Snake Elegy

by Miles Kelley

Once,
my father froze a snake head
in the freezer. It slunk down
green as the curtain stripe

and stepmother screamed,
the sibilant silenced after a quick clasp
across the gullet with a shovel.

Afterwards,
the tail still stirred on the carpet
in motion with tongue,
as if working its way
through tall yellow grass,
fresh leaf litter—

bolting the steel crawler
raising berms
somewhere in the new yard
outside our house.

That night,
we made black lentil stew
and talked about snake-leather boots.
Pretended what it was like
to be farm cats hunting for prey.

Miles Kelley recently graduated from UNC Asheville with a major in International Studies and a minor in Environmental Studies. He works as a farmhand on a small organic vegetable farm and enjoys hiking, writing, and dancing. His agrarian family history and interest in environmental and social justice greatly influence his writing.

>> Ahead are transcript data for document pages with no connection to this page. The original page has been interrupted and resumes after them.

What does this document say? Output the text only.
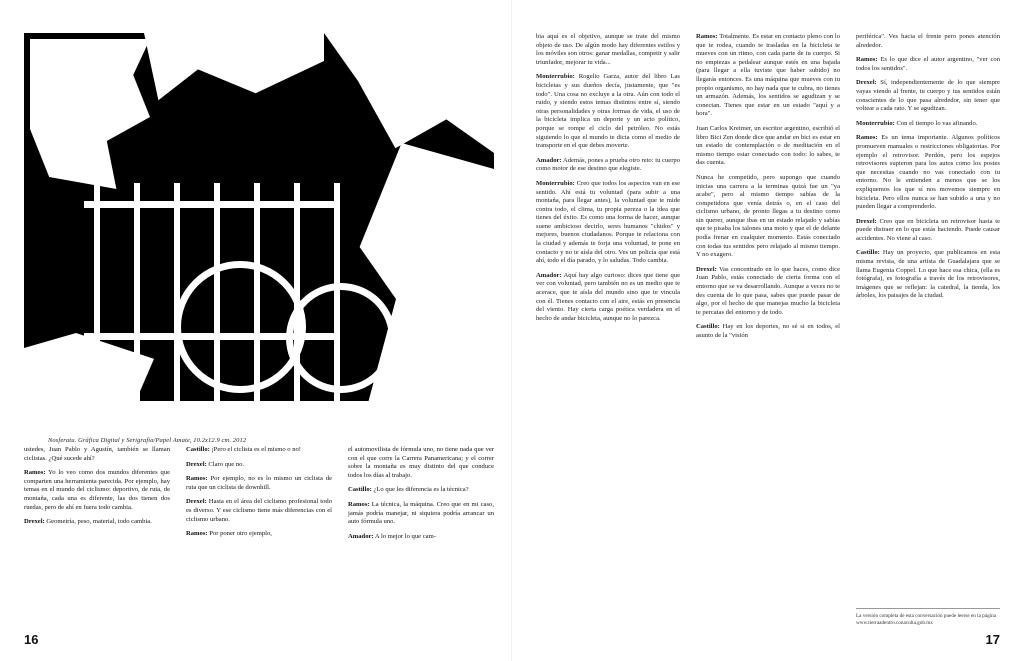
Nosferatu. Gráfica Digital y Serigrafía/Papel Amate, 10.2x12.9 cm. 2012

ustedes, Juan Pablo y Agustín, también se llaman ciclistas. ¿Qué sucede ahí?

Ramos: Yo lo veo como dos mundos diferentes que comparten una herramienta parecida. Por ejemplo, hay temas en el mundo del ciclismo: deportivo, de ruta, de montaña, cada una es diferente, las dos tienen dos ruedas, pero de ahí en fuera todo cambia.

Drexel: Geometría, peso, material, todo cambia.

Castillo: ¡Pero el ciclista es el mismo o no!

Drexel: Claro que no.

Ramos: Por ejemplo, no es lo mismo un ciclista de ruta que un ciclista de downhill.

Drexel: Hasta en el área del ciclismo profesional todo es diverso. Y ese ciclismo tiene más diferencias con el ciclismo urbano.

Ramos: Por poner otro ejemplo,

el automovilista de fórmula uno, no tiene nada que ver con el que corre la Carrera Panamericana; y el correr sobre la montaña es muy distinto del que conduce todos los días al trabajo.

Castillo: ¿Lo que les diferencia es la técnica?

Ramos: La técnica, la máquina. Creo que en mi caso, jamás podría manejar, ni siquiera podría arrancar un auto fórmula uno.

Amador: A lo mejor lo que cam-

16

bia aquí es el objetivo, aunque se trate del mismo objeto de uso. De algún modo hay diferentes estilos y los móviles son otros: ganar medallas, competir y salir triunfador, mejorar tu vida...

Monterrubio: Rogelio Garza, autor del libro Las bicicletas y sus dueños decía, justamente, que "es todo". Una cosa no excluye a la otra. Aún con todo el ruido, y siendo estos temas distintos entre sí, siendo otras personalidades y otras formas de vida, el uso de la bicicleta implica un deporte y un acto político, porque se rompe el ciclo del petróleo. No estás siguiendo lo que el mundo te dicta como el medio de transporte en el que debes moverte.

Amador: Además, pones a prueba otro reto: tu cuerpo como motor de ese destino que elegiste.

Monterrubio: Creo que todos los aspectos van en ese sentido. Ahí está tu voluntad (para subir a una montaña, para llegar antes), la voluntad que te mide contra todo, el clima, tu propia pereza o la idea que tienes del éxito. Es como una forma de hacer, aunque suene ambicioso decirlo, seres humanos "chidos" y mejores, buenos ciudadanos. Porque te relaciona con la ciudad y además te forja una voluntad, te pone en contacto y no te aísla del otro. Ves un policía que está ahí, todo el día parado, y lo saludas. Todo cambia.

Amador: Aquí hay algo curioso: dices que tiene que ver con voluntad, pero también no es un medio que te acerace, que te aísla del mundo sino que te vincula con él. Tienes contacto con el aire, estás en presencia del viento. Hay cierta carga poética verdadera en el hecho de andar bicicleta, aunque no lo parezca.

Ramos: Totalmente. Es estar en contacto pleno con lo que te rodea, cuando te trasladas en la bicicleta te mueves con un ritmo, con cada parte de tu cuerpo. Si no empiezas a pedalear aunque estés en una bajada (para llegar a ella tuviste que haber subido) no llegarás entonces. Es una máquina que mueves con tu propio organismo, no hay nada que te cubra, no tienes un armazón. Además, los sentidos se agudizan y se conectan. Tienes que estar en un estado "aquí y a hora".

Juan Carlos Kreimer, un escritor argentino, escribió el libro Bici Zen donde dice que andar en bici es estar en un estado de contemplación o de meditación en el mismo tiempo estar conectado con todo: lo sabes, te das cuenta.

Nunca he competido, pero supongo que cuando inicias una carrera a la terminas quizá fue un "ya acabe", pero al mismo tiempo sabías de la competidora que venía detrás o, en el caso del ciclismo urbano, de pronto llegas a tu destino como sin querer, aunque ibas en un estado relajado y sabías que te pisaba los talones una moto y que el de delante podía frenar en cualquier momento. Estás conectado con todas tus sentidos pero relajado al mismo tiempo. Y no exagero.

Drexel: Vas concentrado en lo que haces, como dice Juan Pablo, estás conectado de cierta forma con el entorno que se va desarrollando. Aunque a veces no te des cuenta de lo que pasa, sabes que puede pasar de algo, por el hecho de que manejas mucho la bicicleta te percatas del entorno y de todo.

Castillo: Hay en los deportes, no sé si en todos, el asunto de la "visión

periférica". Ves hacia el frente pero pones atención alrededor.

Ramos: Es lo que dice el autor argentino, "ver con todos los sentidos".

Drexel: Sí, independientemente de lo que siempre vayas viendo al frente, tu cuerpo y tus sentidos están conscientes de lo que pasa alrededor, sin tener que voltear a cada rato. Y se agudizan.

Monterrubio: Con el tiempo lo vas afinando.

Ramos: Es un tema importante. Algunos políticos promueven manuales o restricciones obligatorias. Por ejemplo el retrovisor. Perdón, pero los espejos retrovisores supieron para los autos como los postes que necesitas cuando no vas conectado con tu entorno. No le entienden a menos que se los expliquemos los que sí nos movemos siempre en bicicleta. Pero ellos nunca se han subido a una y no pueden llegar a comprenderlo.

Drexel: Creo que en bicicleta un retrovisor hasta te puede distraer en lo que estás haciendo. Puede causar accidentes. No viene al caso.

Castillo: Hay un proyecto, que publicamos en esta misma revista, de una artista de Guadalajara que se llama Eugenia Coppel. Lo que hace esa chica, (ella es fotógrafa), es fotografía a través de los retrovisores, imágenes que se reflejan: la catedral, la tienda, los árboles, los paisajes de la ciudad.

La versión completa de esta conversación puede leerse en la página www.tierraadentro.conaculta.gob.mx
17
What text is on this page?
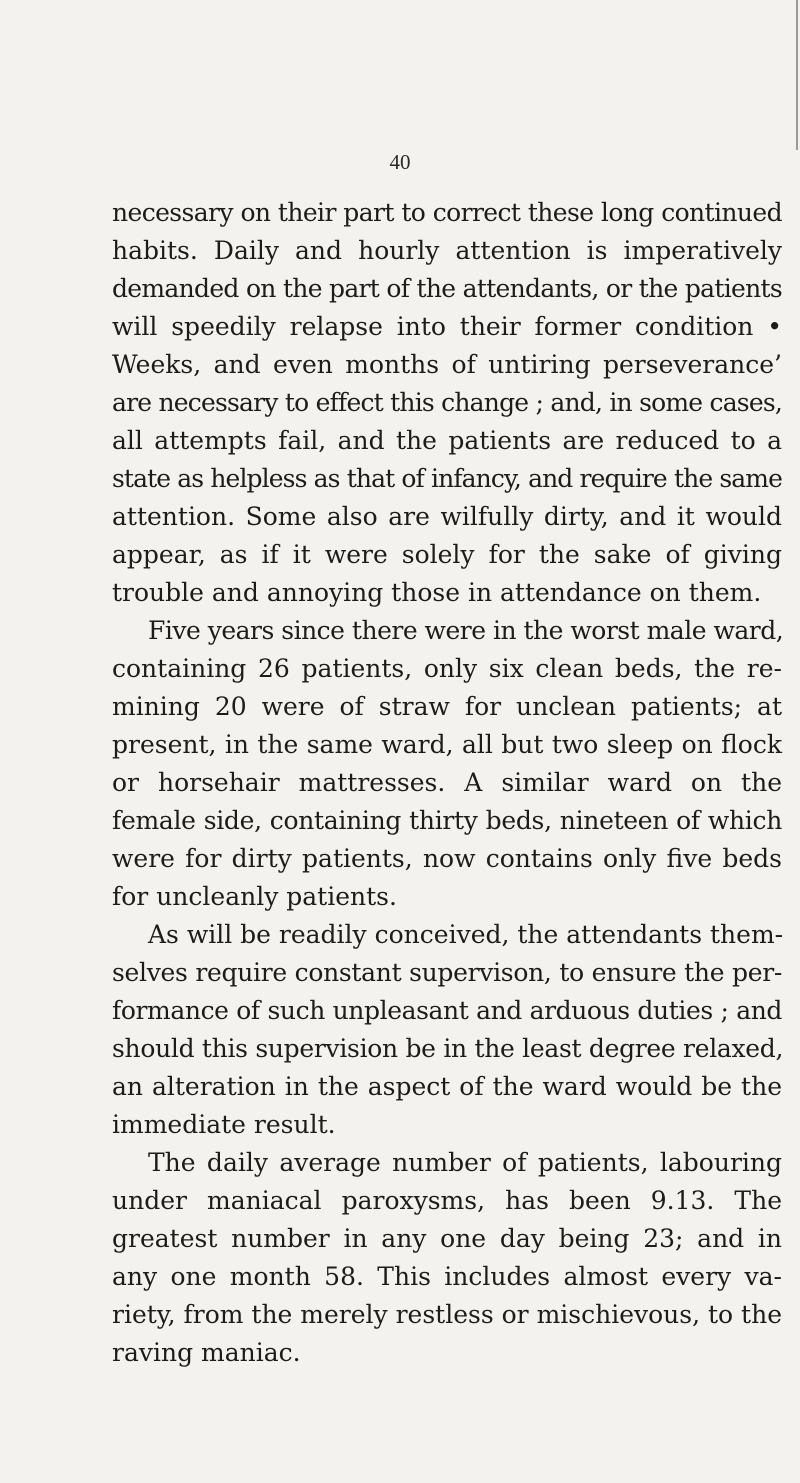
40
necessary on their part to correct these long continued
habits. Daily and hourly attention is imperatively
demanded on the part of the attendants, or the patients
will speedily relapse into their former condition •
Weeks, and even months of untiring perseverance’
are necessary to effect this change ; and, in some cases,
all attempts fail, and the patients are reduced to a
state as helpless as that of infancy, and require the same
attention. Some also are wilfully dirty, and it would
appear, as if it were solely for the sake of giving
trouble and annoying those in attendance on them.
Five years since there were in the worst male ward,
containing 26 patients, only six clean beds, the re-
mining 20 were of straw for unclean patients; at
present, in the same ward, all but two sleep on flock
or horsehair mattresses. A similar ward on the
female side, containing thirty beds, nineteen of which
were for dirty patients, now contains only five beds
for uncleanly patients.
As will be readily conceived, the attendants them-
selves require constant supervison, to ensure the per-
formance of such unpleasant and arduous duties ; and
should this supervision be in the least degree relaxed,
an alteration in the aspect of the ward would be the
immediate result.
The daily average number of patients, labouring
under maniacal paroxysms, has been 9.13. The
greatest number in any one day being 23; and in
any one month 58. This includes almost every va-
riety, from the merely restless or mischievous, to the
raving maniac.
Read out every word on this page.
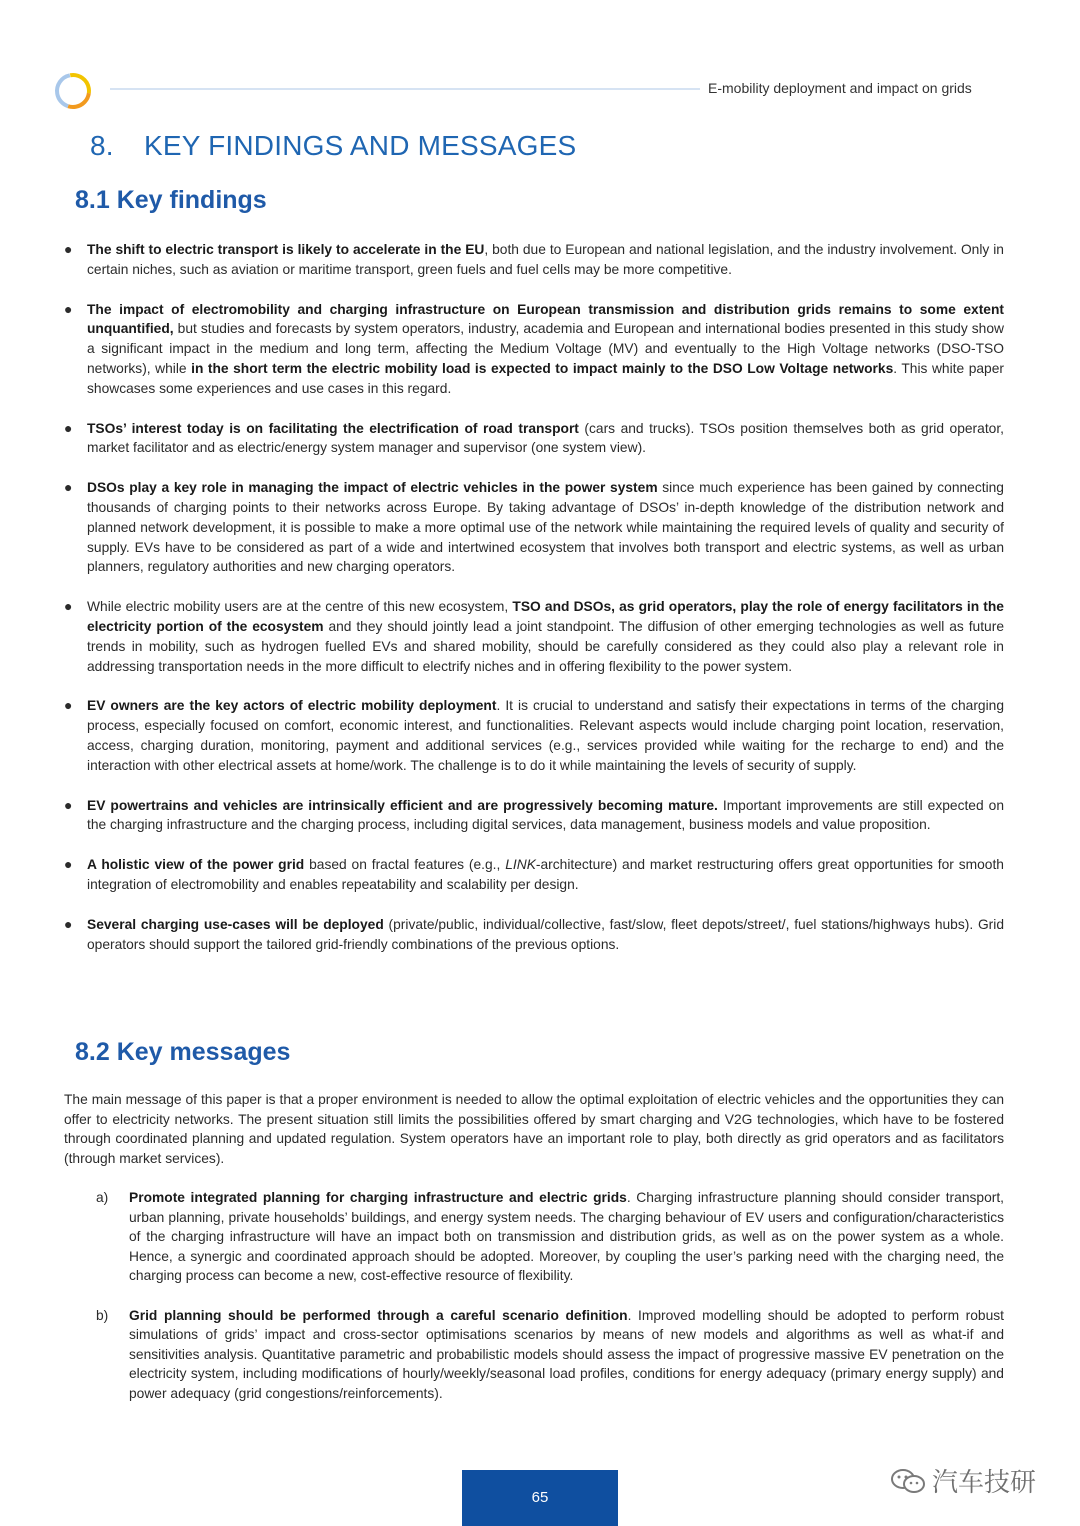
E-mobility deployment and impact on grids
8. KEY FINDINGS AND MESSAGES
8.1 Key findings
● The shift to electric transport is likely to accelerate in the EU, both due to European and national legislation, and the industry involvement. Only in certain niches, such as aviation or maritime transport, green fuels and fuel cells may be more competitive.
● The impact of electromobility and charging infrastructure on European transmission and distribution grids remains to some extent unquantified, but studies and forecasts by system operators, industry, academia and European and international bodies presented in this study show a significant impact in the medium and long term, affecting the Medium Voltage (MV) and eventually to the High Voltage networks (DSO-TSO networks), while in the short term the electric mobility load is expected to impact mainly to the DSO Low Voltage networks. This white paper showcases some experiences and use cases in this regard.
● TSOs’ interest today is on facilitating the electrification of road transport (cars and trucks). TSOs position themselves both as grid operator, market facilitator and as electric/energy system manager and supervisor (one system view).
● DSOs play a key role in managing the impact of electric vehicles in the power system since much experience has been gained by connecting thousands of charging points to their networks across Europe. By taking advantage of DSOs’ in-depth knowledge of the distribution network and planned network development, it is possible to make a more optimal use of the network while maintaining the required levels of quality and security of supply. EVs have to be considered as part of a wide and intertwined ecosystem that involves both transport and electric systems, as well as urban planners, regulatory authorities and new charging operators.
● While electric mobility users are at the centre of this new ecosystem, TSO and DSOs, as grid operators, play the role of energy facilitators in the electricity portion of the ecosystem and they should jointly lead a joint standpoint. The diffusion of other emerging technologies as well as future trends in mobility, such as hydrogen fuelled EVs and shared mobility, should be carefully considered as they could also play a relevant role in addressing transportation needs in the more difficult to electrify niches and in offering flexibility to the power system.
● EV owners are the key actors of electric mobility deployment. It is crucial to understand and satisfy their expectations in terms of the charging process, especially focused on comfort, economic interest, and functionalities. Relevant aspects would include charging point location, reservation, access, charging duration, monitoring, payment and additional services (e.g., services provided while waiting for the recharge to end) and the interaction with other electrical assets at home/work. The challenge is to do it while maintaining the levels of security of supply.
● EV powertrains and vehicles are intrinsically efficient and are progressively becoming mature. Important improvements are still expected on the charging infrastructure and the charging process, including digital services, data management, business models and value proposition.
● A holistic view of the power grid based on fractal features (e.g., LINK-architecture) and market restructuring offers great opportunities for smooth integration of electromobility and enables repeatability and scalability per design.
● Several charging use-cases will be deployed (private/public, individual/collective, fast/slow, fleet depots/street/, fuel stations/highways hubs). Grid operators should support the tailored grid-friendly combinations of the previous options.
8.2 Key messages

The main message of this paper is that a proper environment is needed to allow the optimal exploitation of electric vehicles and the opportunities they can offer to electricity networks. The present situation still limits the possibilities offered by smart charging and V2G technologies, which have to be fostered through coordinated planning and updated regulation. System operators have an important role to play, both directly as grid operators and as facilitators (through market services).

a) Promote integrated planning for charging infrastructure and electric grids. Charging infrastructure planning should consider transport, urban planning, private households’ buildings, and energy system needs. The charging behaviour of EV users and configuration/characteristics of the charging infrastructure will have an impact both on transmission and distribution grids, as well as on the power system as a whole. Hence, a synergic and coordinated approach should be adopted. Moreover, by coupling the user’s parking need with the charging need, the charging process can become a new, cost-effective resource of flexibility.
b) Grid planning should be performed through a careful scenario definition. Improved modelling should be adopted to perform robust simulations of grids’ impact and cross-sector optimisations scenarios by means of new models and algorithms as well as what-if and sensitivities analysis. Quantitative parametric and probabilistic models should assess the impact of progressive massive EV penetration on the electricity system, including modifications of hourly/weekly/seasonal load profiles, conditions for energy adequacy (primary energy supply) and power adequacy (grid congestions/reinforcements).
汽车技研
65
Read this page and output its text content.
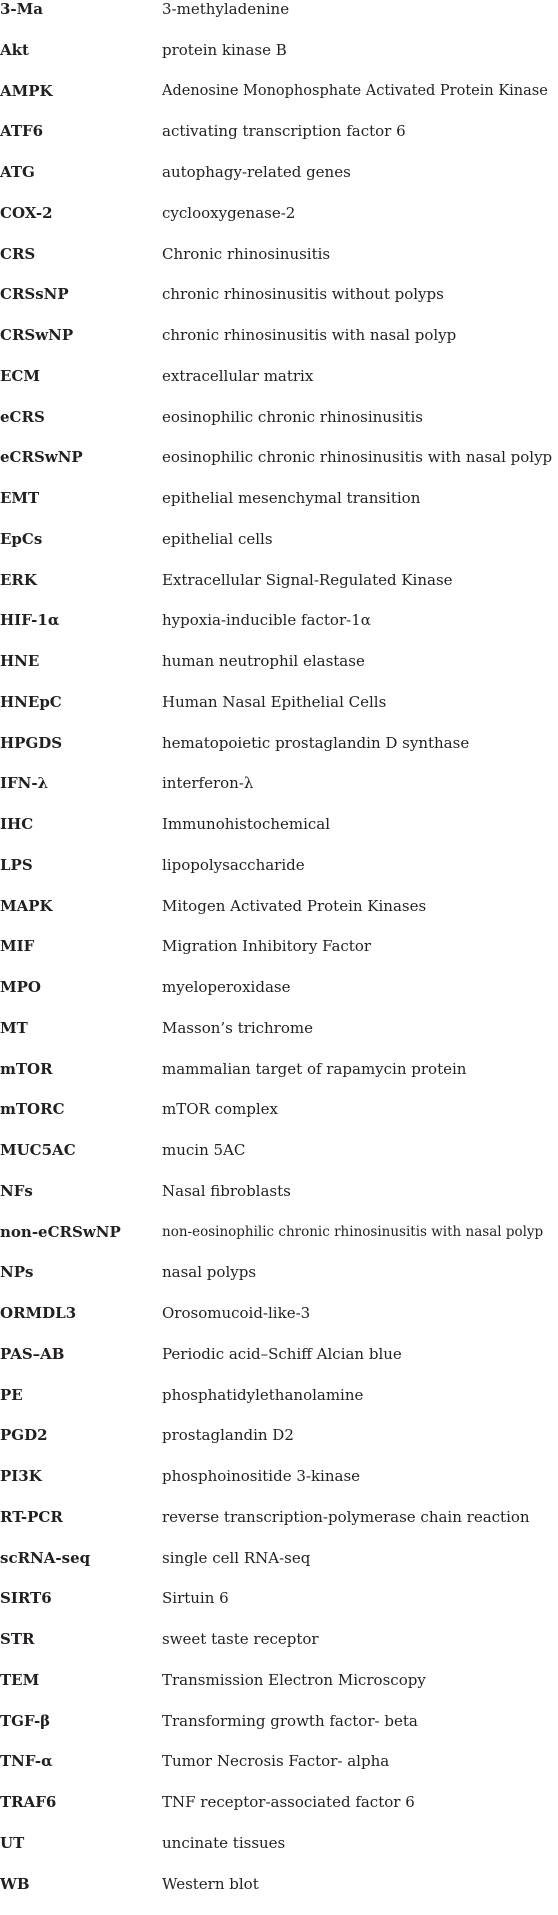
3-Ma	3-methyladenine
Akt	protein kinase B
AMPK	Adenosine Monophosphate Activated Protein Kinase
ATF6	activating transcription factor 6
ATG	autophagy-related genes
COX-2	cyclooxygenase-2
CRS	Chronic rhinosinusitis
CRSsNP	chronic rhinosinusitis without polyps
CRSwNP	chronic rhinosinusitis with nasal polyp
ECM	extracellular matrix
eCRS	eosinophilic chronic rhinosinusitis
eCRSwNP	eosinophilic chronic rhinosinusitis with nasal polyp
EMT	epithelial mesenchymal transition
EpCs	epithelial cells
ERK	Extracellular Signal-Regulated Kinase
HIF-1α	hypoxia-inducible factor-1α
HNE	human neutrophil elastase
HNEpC	Human Nasal Epithelial Cells
HPGDS	hematopoietic prostaglandin D synthase
IFN-λ	interferon-λ
IHC	Immunohistochemical
LPS	lipopolysaccharide
MAPK	Mitogen Activated Protein Kinases
MIF	Migration Inhibitory Factor
MPO	myeloperoxidase
MT	Masson’s trichrome
mTOR	mammalian target of rapamycin protein
mTORC	mTOR complex
MUC5AC	mucin 5AC
NFs	Nasal fibroblasts
non-eCRSwNP	non-eosinophilic chronic rhinosinusitis with nasal polyp
NPs	nasal polyps
ORMDL3	Orosomucoid-like-3
PAS–AB	Periodic acid–Schiff Alcian blue
PE	phosphatidylethanolamine
PGD2	prostaglandin D2
PI3K	phosphoinositide 3-kinase
RT-PCR	reverse transcription-polymerase chain reaction
scRNA-seq	single cell RNA-seq
SIRT6	Sirtuin 6
STR	sweet taste receptor
TEM	Transmission Electron Microscopy
TGF-β	Transforming growth factor- beta
TNF-α	Tumor Necrosis Factor- alpha
TRAF6	TNF receptor-associated factor 6
UT	uncinate tissues
WB	Western blot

About Snake Elegy—This poem was inspired by a memory of my dad showing me a frozen snakehead during a time when we lived in an eccentric double-basement prairie house next to a lake. A draftsman for NASA space shuttles cobbled the house together as a hobby, which resulted in quite a bit of wildlife finding their way in from the surrounding forest. The poem addresses the wildlife destruction that arises as we idealize planting our homes in otherwise pristine or recuperating ecosystems.